The recapitalization policy, which began in 2024, is designed to strengthen banks against economic shocks and position them to better support Nigeria’s growth agenda. But for customers, analysts warn that keeping money in undercapitalised banks could carry growing risks as the deadline approaches.

Under the new rules, commercial banks must now hold:

  • N500 billion for international banking licences
  • N200 billion for national licences
  • N50 billion for regional licences

For non-interest banks, the thresholds are N20 billion (national) and N10 billion (regional).

With just months left in the 24-month compliance window, the regulation has triggered a wave of equity issuances, private placements, mergers, and balance-sheet restructuring across the banking sector.
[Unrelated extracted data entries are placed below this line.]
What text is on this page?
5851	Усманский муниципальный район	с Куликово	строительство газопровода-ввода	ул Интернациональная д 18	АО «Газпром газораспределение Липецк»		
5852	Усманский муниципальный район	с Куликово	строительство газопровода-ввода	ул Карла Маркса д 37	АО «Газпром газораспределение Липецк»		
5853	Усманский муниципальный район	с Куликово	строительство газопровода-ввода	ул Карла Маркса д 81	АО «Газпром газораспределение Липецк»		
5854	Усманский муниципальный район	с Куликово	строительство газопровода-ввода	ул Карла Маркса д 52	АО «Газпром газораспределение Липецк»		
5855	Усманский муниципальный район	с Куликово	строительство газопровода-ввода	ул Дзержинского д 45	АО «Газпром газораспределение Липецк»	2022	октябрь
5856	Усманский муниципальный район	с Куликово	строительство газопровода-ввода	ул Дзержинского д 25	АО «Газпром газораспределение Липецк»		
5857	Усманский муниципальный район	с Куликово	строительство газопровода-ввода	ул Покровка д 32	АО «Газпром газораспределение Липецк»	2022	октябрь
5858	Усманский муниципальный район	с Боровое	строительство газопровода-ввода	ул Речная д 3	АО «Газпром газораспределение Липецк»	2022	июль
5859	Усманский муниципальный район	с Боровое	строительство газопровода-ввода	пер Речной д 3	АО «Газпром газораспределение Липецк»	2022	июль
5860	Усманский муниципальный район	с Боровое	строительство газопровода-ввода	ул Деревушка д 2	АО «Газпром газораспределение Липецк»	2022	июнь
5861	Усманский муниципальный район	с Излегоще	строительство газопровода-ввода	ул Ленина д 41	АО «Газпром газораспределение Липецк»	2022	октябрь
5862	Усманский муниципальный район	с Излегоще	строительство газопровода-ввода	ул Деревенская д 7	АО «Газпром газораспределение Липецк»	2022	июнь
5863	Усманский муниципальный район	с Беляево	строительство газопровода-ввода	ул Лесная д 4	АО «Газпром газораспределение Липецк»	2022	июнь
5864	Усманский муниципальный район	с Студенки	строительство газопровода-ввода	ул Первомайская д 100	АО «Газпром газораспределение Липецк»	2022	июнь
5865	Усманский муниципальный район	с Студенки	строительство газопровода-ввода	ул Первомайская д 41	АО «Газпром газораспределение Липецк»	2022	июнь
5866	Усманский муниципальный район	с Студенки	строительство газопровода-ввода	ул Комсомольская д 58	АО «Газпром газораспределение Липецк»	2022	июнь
The exercise echoes the landmark 2004 consolidation under former CBN Governor Charles Soludo, which slashed the number of banks from 89 to 25 and reshaped Nigeria’s financial landscape. Industry watchers say a similar shakeout may be underway.

Banks That Have Met the New Capital Threshold

As of January 8, 21 lenders have successfully completed their recapitalisation, easing concerns for depositors and investors alike.

Among international banks, those that have crossed the N500 billion mark include:

  • Access Bank, the first to meet the requirement after raising N351 billion through a rights issue, pushing its capital base to N602.8 billion
  • Zenith Bank, which raised over N350 billion to take its capital to N614 billion
  • First HoldCo (First Bank), following a mix of rights issues, private placements, and asset divestments
  • GTCO, whose phased equity programme lifted GTBank’s paid-up capital above N504 billion
  • UBA, after combined capital injections exceeding N400 billion
  • Fidelity Bank, which raised its eligible capital to N564.5 billion through private placements and public offers

For national banks, lenders that have met the N200 billion requirement include:

  • Wema Bank (awaiting final regulatory verification)
  • Citibank Nigeria
  • Standard Chartered Bank Nigeria, backed by its UK parent
  • Ecobank Nigeria
  • Globus Bank, following consecutive capital raises in 2024 and 2025
  • Stanbic IBTC, through a rights issue and parent company injection
  • PremiumTrust Bank, one of the youngest banks to meet the threshold
  • Providus Bank, following its strategic merger with Unity Bank

Several merchant banks including FSDH, Greenwich, Nova, and Rand Merchant Bank have also complied, while non-interest banks such as Jaiz Bank, Lotus Bank, and TAJBank have strengthened their capital bases ahead of the deadline.

Source: BusinessDay

What This Means for Customers

Financial analysts say recapitalization will likely improve banks’ ability to lend, absorb shocks, and fund large-scale projects from 2026 onward. However, banks that fail to meet the requirements may be forced into mergers, licence downgrades, or regulatory intervention.

For customers, the message is becoming clearer: where you bank matters more than ever.

As the March 2026 deadline draws closer, industry experts advise depositors and businesses to pay attention to their banks’ recapitalization status, as the next phase of consolidation could redefine Nigeria’s banking sector and the safety of customer funds.